In my own work this shift has already changed how products take shape. I begin with an agent that performs market analysis to test whether an idea has traction beyond intuition. From there I request structured user stories around capabilities that could form a viable product. Another agent refines those stories into small, coherent packages suitable for independent implementation. These packages enter a Ralph loop where specifications are translated into code, evaluated against constraints and iteratively refined until a working prototype emerges. The pipeline is still early and the economics remain under scrutiny, especially model cost and sustained usage. Even at this stage, the centre of gravity has moved. Less time is spent writing syntax and more time defining invariants, decomposing problems and designing the path from idea to executable form.
The product currently evolving through this workflow is written entirely via layered agents. Questions around scalability, performance under load and long-term cost discipline are unresolved.
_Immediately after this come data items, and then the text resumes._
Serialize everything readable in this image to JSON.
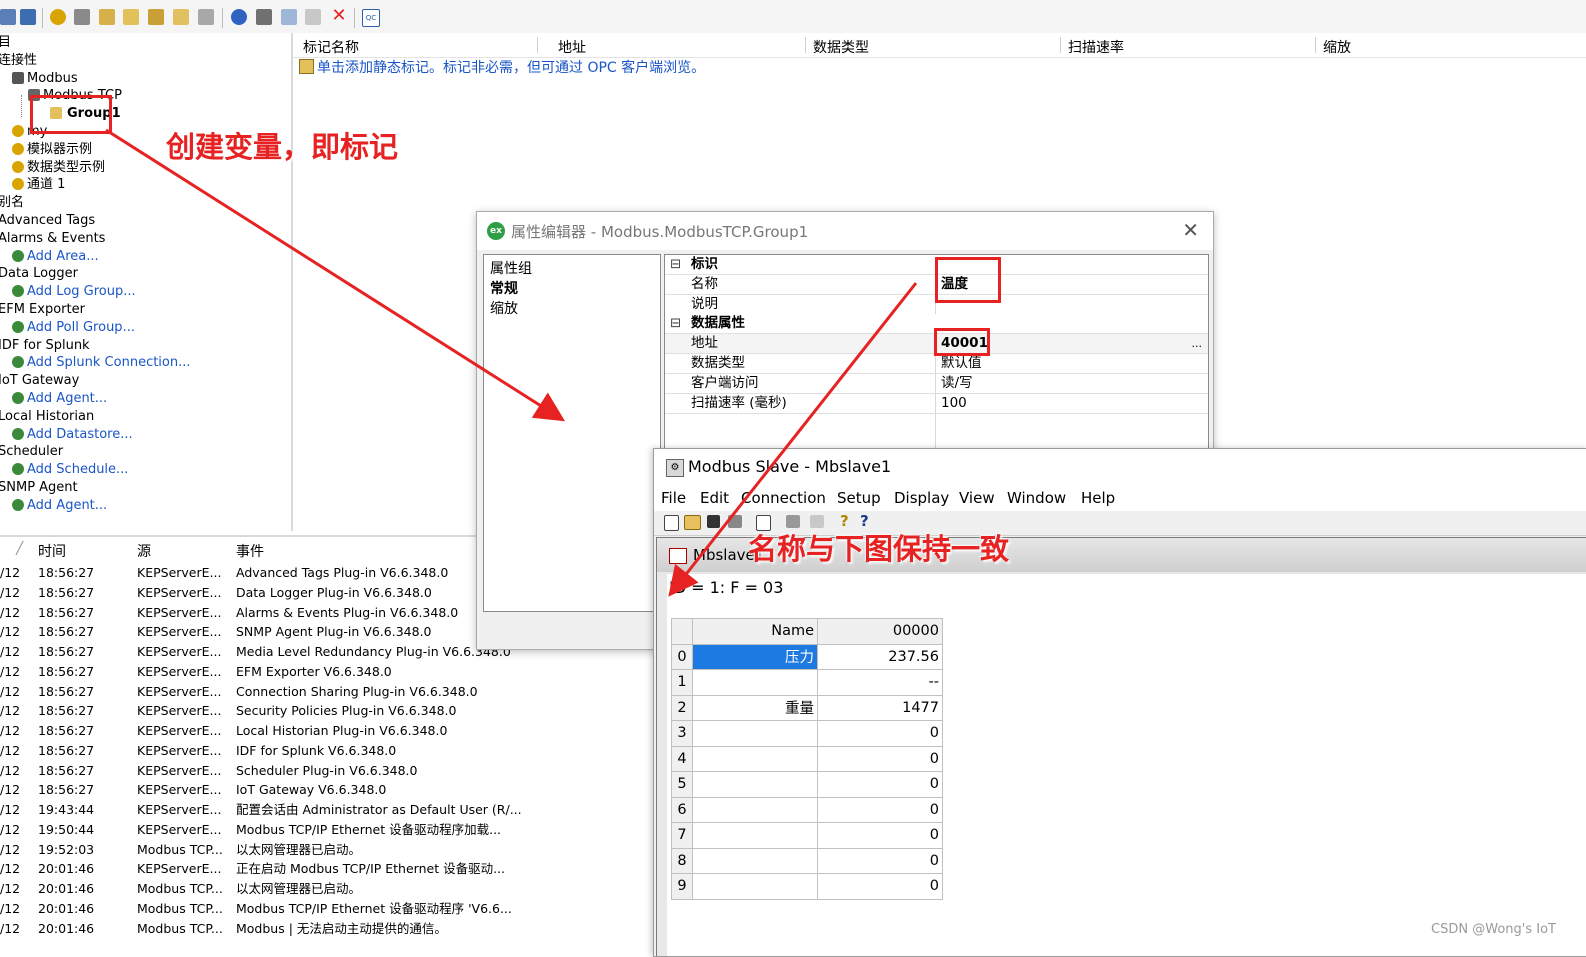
{
  "colors": {
    "accent_red": "#e62222",
    "link_blue": "#1a55c7",
    "selection_blue": "#1d7ae0"
  },
  "tree": {
    "items": [
      {
        "label": "目",
        "kind": "text",
        "indent": 0,
        "icon": "none"
      },
      {
        "label": "连接性",
        "kind": "text",
        "indent": 0,
        "icon": "none"
      },
      {
        "label": "Modbus",
        "kind": "text",
        "indent": 14,
        "icon": "device-icon"
      },
      {
        "label": "Modbus TCP",
        "kind": "text",
        "indent": 30,
        "icon": "grid-device-icon"
      },
      {
        "label": "Group1",
        "kind": "selected",
        "indent": 52,
        "icon": "folder-tag-icon"
      },
      {
        "label": "my",
        "kind": "text",
        "indent": 14,
        "icon": "gear-icon"
      },
      {
        "label": "模拟器示例",
        "kind": "text",
        "indent": 14,
        "icon": "gear-icon"
      },
      {
        "label": "数据类型示例",
        "kind": "text",
        "indent": 14,
        "icon": "gear-icon"
      },
      {
        "label": "通道 1",
        "kind": "text",
        "indent": 14,
        "icon": "gear-icon"
      },
      {
        "label": "别名",
        "kind": "text",
        "indent": 0,
        "icon": "none"
      },
      {
        "label": "Advanced Tags",
        "kind": "text",
        "indent": 0,
        "icon": "none"
      },
      {
        "label": "Alarms & Events",
        "kind": "text",
        "indent": 0,
        "icon": "none"
      },
      {
        "label": "Add Area...",
        "kind": "link",
        "indent": 14,
        "icon": "add-icon"
      },
      {
        "label": "Data Logger",
        "kind": "text",
        "indent": 0,
        "icon": "none"
      },
      {
        "label": "Add Log Group...",
        "kind": "link",
        "indent": 14,
        "icon": "add-icon"
      },
      {
        "label": "EFM Exporter",
        "kind": "text",
        "indent": 0,
        "icon": "none"
      },
      {
        "label": "Add Poll Group...",
        "kind": "link",
        "indent": 14,
        "icon": "add-icon"
      },
      {
        "label": "IDF for Splunk",
        "kind": "text",
        "indent": 0,
        "icon": "none"
      },
      {
        "label": "Add Splunk Connection...",
        "kind": "link",
        "indent": 14,
        "icon": "add-icon"
      },
      {
        "label": "IoT Gateway",
        "kind": "text",
        "indent": 0,
        "icon": "none"
      },
      {
        "label": "Add Agent...",
        "kind": "link",
        "indent": 14,
        "icon": "add-icon"
      },
      {
        "label": "Local Historian",
        "kind": "text",
        "indent": 0,
        "icon": "none"
      },
      {
        "label": "Add Datastore...",
        "kind": "link",
        "indent": 14,
        "icon": "add-icon"
      },
      {
        "label": "Scheduler",
        "kind": "text",
        "indent": 0,
        "icon": "none"
      },
      {
        "label": "Add Schedule...",
        "kind": "link",
        "indent": 14,
        "icon": "add-icon"
      },
      {
        "label": "SNMP Agent",
        "kind": "text",
        "indent": 0,
        "icon": "none"
      },
      {
        "label": "Add Agent...",
        "kind": "link",
        "indent": 14,
        "icon": "add-icon"
      }
    ]
  },
  "taglist": {
    "columns": [
      "标记名称",
      "地址",
      "数据类型",
      "扫描速率",
      "缩放"
    ],
    "hint": "单击添加静态标记。标记非必需，但可通过 OPC 客户端浏览。"
  },
  "annotations": {
    "create_tag": "创建变量，即标记",
    "name_match": "名称与下图保持一致"
  },
  "events": {
    "columns": [
      "时间",
      "源",
      "事件"
    ],
    "rows": [
      [
        "/12",
        "18:56:27",
        "KEPServerE...",
        "Advanced Tags Plug-in V6.6.348.0"
      ],
      [
        "/12",
        "18:56:27",
        "KEPServerE...",
        "Data Logger Plug-in V6.6.348.0"
      ],
      [
        "/12",
        "18:56:27",
        "KEPServerE...",
        "Alarms & Events Plug-in V6.6.348.0"
      ],
      [
        "/12",
        "18:56:27",
        "KEPServerE...",
        "SNMP Agent Plug-in V6.6.348.0"
      ],
      [
        "/12",
        "18:56:27",
        "KEPServerE...",
        "Media Level Redundancy Plug-in V6.6.348.0"
      ],
      [
        "/12",
        "18:56:27",
        "KEPServerE...",
        "EFM Exporter V6.6.348.0"
      ],
      [
        "/12",
        "18:56:27",
        "KEPServerE...",
        "Connection Sharing Plug-in V6.6.348.0"
      ],
      [
        "/12",
        "18:56:27",
        "KEPServerE...",
        "Security Policies Plug-in V6.6.348.0"
      ],
      [
        "/12",
        "18:56:27",
        "KEPServerE...",
        "Local Historian Plug-in V6.6.348.0"
      ],
      [
        "/12",
        "18:56:27",
        "KEPServerE...",
        "IDF for Splunk V6.6.348.0"
      ],
      [
        "/12",
        "18:56:27",
        "KEPServerE...",
        "Scheduler Plug-in V6.6.348.0"
      ],
      [
        "/12",
        "18:56:27",
        "KEPServerE...",
        "IoT Gateway V6.6.348.0"
      ],
      [
        "/12",
        "19:43:44",
        "KEPServerE...",
        "配置会话由 Administrator as Default User (R/..."
      ],
      [
        "/12",
        "19:50:44",
        "KEPServerE...",
        "Modbus TCP/IP Ethernet 设备驱动程序加载..."
      ],
      [
        "/12",
        "19:52:03",
        "Modbus TCP...",
        "以太网管理器已启动。"
      ],
      [
        "/12",
        "20:01:46",
        "KEPServerE...",
        "正在启动 Modbus TCP/IP Ethernet 设备驱动..."
      ],
      [
        "/12",
        "20:01:46",
        "Modbus TCP...",
        "以太网管理器已启动。"
      ],
      [
        "/12",
        "20:01:46",
        "Modbus TCP...",
        "Modbus TCP/IP Ethernet 设备驱动程序 'V6.6..."
      ],
      [
        "/12",
        "20:01:46",
        "Modbus TCP...",
        "Modbus | 无法启动主动提供的通信。"
      ]
    ]
  },
  "property_editor": {
    "title": "属性编辑器 - Modbus.ModbusTCP.Group1",
    "logo": "ex",
    "groups_header": "属性组",
    "groups": [
      "常规",
      "缩放"
    ],
    "rows": [
      {
        "kind": "cat",
        "name": "标识",
        "value": ""
      },
      {
        "kind": "prop",
        "name": "名称",
        "value": "温度",
        "bold": true
      },
      {
        "kind": "prop",
        "name": "说明",
        "value": ""
      },
      {
        "kind": "cat",
        "name": "数据属性",
        "value": ""
      },
      {
        "kind": "prop",
        "name": "地址",
        "value": "40001",
        "bold": true,
        "ellipsis": "..."
      },
      {
        "kind": "prop",
        "name": "数据类型",
        "value": "默认值"
      },
      {
        "kind": "prop",
        "name": "客户端访问",
        "value": "读/写"
      },
      {
        "kind": "prop",
        "name": "扫描速率 (毫秒)",
        "value": "100"
      }
    ]
  },
  "modbus_slave": {
    "title": "Modbus Slave - Mbslave1",
    "menu": [
      "File",
      "Edit",
      "Connection",
      "Setup",
      "Display",
      "View",
      "Window",
      "Help"
    ],
    "child_title": "Mbslave1",
    "status": "ID = 1: F = 03",
    "table": {
      "header": [
        "Name",
        "00000"
      ],
      "rows": [
        {
          "idx": "0",
          "name": "压力",
          "value": "237.56",
          "selected": true
        },
        {
          "idx": "1",
          "name": "",
          "value": "--"
        },
        {
          "idx": "2",
          "name": "重量",
          "value": "1477"
        },
        {
          "idx": "3",
          "name": "",
          "value": "0"
        },
        {
          "idx": "4",
          "name": "",
          "value": "0"
        },
        {
          "idx": "5",
          "name": "",
          "value": "0"
        },
        {
          "idx": "6",
          "name": "",
          "value": "0"
        },
        {
          "idx": "7",
          "name": "",
          "value": "0"
        },
        {
          "idx": "8",
          "name": "",
          "value": "0"
        },
        {
          "idx": "9",
          "name": "",
          "value": "0"
        }
      ]
    }
  },
  "watermark": "CSDN @Wong's IoT"
}
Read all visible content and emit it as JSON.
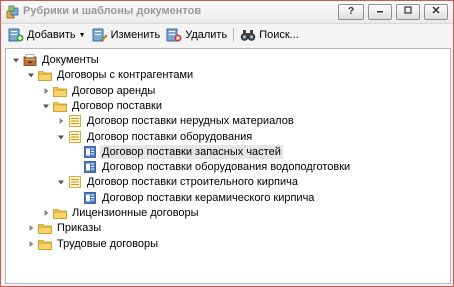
{
  "window": {
    "title": "Рубрики и шаблоны документов",
    "help_label": "?"
  },
  "toolbar": {
    "add_label": "Добавить",
    "edit_label": "Изменить",
    "delete_label": "Удалить",
    "search_label": "Поиск..."
  },
  "tree": [
    {
      "label": "Документы",
      "level": 0,
      "icon": "cabinet-icon",
      "state": "expanded"
    },
    {
      "label": "Договоры с контрагентами",
      "level": 1,
      "icon": "folder-icon",
      "state": "expanded"
    },
    {
      "label": "Договор аренды",
      "level": 2,
      "icon": "folder-icon",
      "state": "collapsed"
    },
    {
      "label": "Договор поставки",
      "level": 2,
      "icon": "folder-icon",
      "state": "expanded"
    },
    {
      "label": "Договор поставки нерудных материалов",
      "level": 3,
      "icon": "rubric-icon",
      "state": "collapsed"
    },
    {
      "label": "Договор поставки оборудования",
      "level": 3,
      "icon": "rubric-icon",
      "state": "expanded"
    },
    {
      "label": "Договор поставки запасных частей",
      "level": 4,
      "icon": "template-icon",
      "state": "leaf",
      "selected": true
    },
    {
      "label": "Договор поставки оборудования водоподготовки",
      "level": 4,
      "icon": "template-icon",
      "state": "leaf"
    },
    {
      "label": "Договор поставки строительного кирпича",
      "level": 3,
      "icon": "rubric-icon",
      "state": "expanded"
    },
    {
      "label": "Договор поставки керамического кирпича",
      "level": 4,
      "icon": "template-icon",
      "state": "leaf"
    },
    {
      "label": "Лицензионные договоры",
      "level": 2,
      "icon": "folder-icon",
      "state": "collapsed"
    },
    {
      "label": "Приказы",
      "level": 1,
      "icon": "folder-icon",
      "state": "collapsed"
    },
    {
      "label": "Трудовые договоры",
      "level": 1,
      "icon": "folder-icon",
      "state": "collapsed"
    }
  ],
  "colors": {
    "window_border": "#d4574e",
    "folder": "#f2c94c",
    "rubric": "#f2c94c",
    "template": "#4a78c2",
    "selected_bg": "#e6e6e6"
  }
}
Yegge himself repeatedly warns that systems like GasTown are not modest experiments and certainly not cost-efficient. They are for people willing to spend serious amounts of Claude credits and accept that they may not fully inspect what is produced.
“It’s also 100% vibe coded. I’ve never seen the code and I never care to, which might give you pause. ‘Course, I’ve never looked at Beads either and it’s 225k lines of Go code that tens of thousands of people are using every day. I just created it in October. If that makes you uncomfortable, get out now.”
A few years ago that statement would have felt irresponsible to me. After building smaller loops and seeing them converge within well-defined constraints, the discomfort is less visceral. What matters is not whether every function passed through my hands, but whether the constraints are sound.
Engineering value has long been associated with manual effort and visible authorship. As abstraction deepens, that association becomes harder to sustain. The role does not disappear, but its focus shifts. Instead of shaping every line, attention moves toward shaping systems that generate lines. Structural thinking remains essential, as do discipline and judgement. The difference lies in where those qualities are applied. For anyone with a clear idea and a solid understanding of the software development lifecycle, the barrier to experimentation is lower than it has been in decades. Complexity has not vanished. It has moved. The work now lies in articulating intent precisely enough that autonomous systems can operate within it without drifting into incoherence.
I’ve been the architect, sat beside the architect and cleaned up after the architect. Everything here was learned the hard way and in production.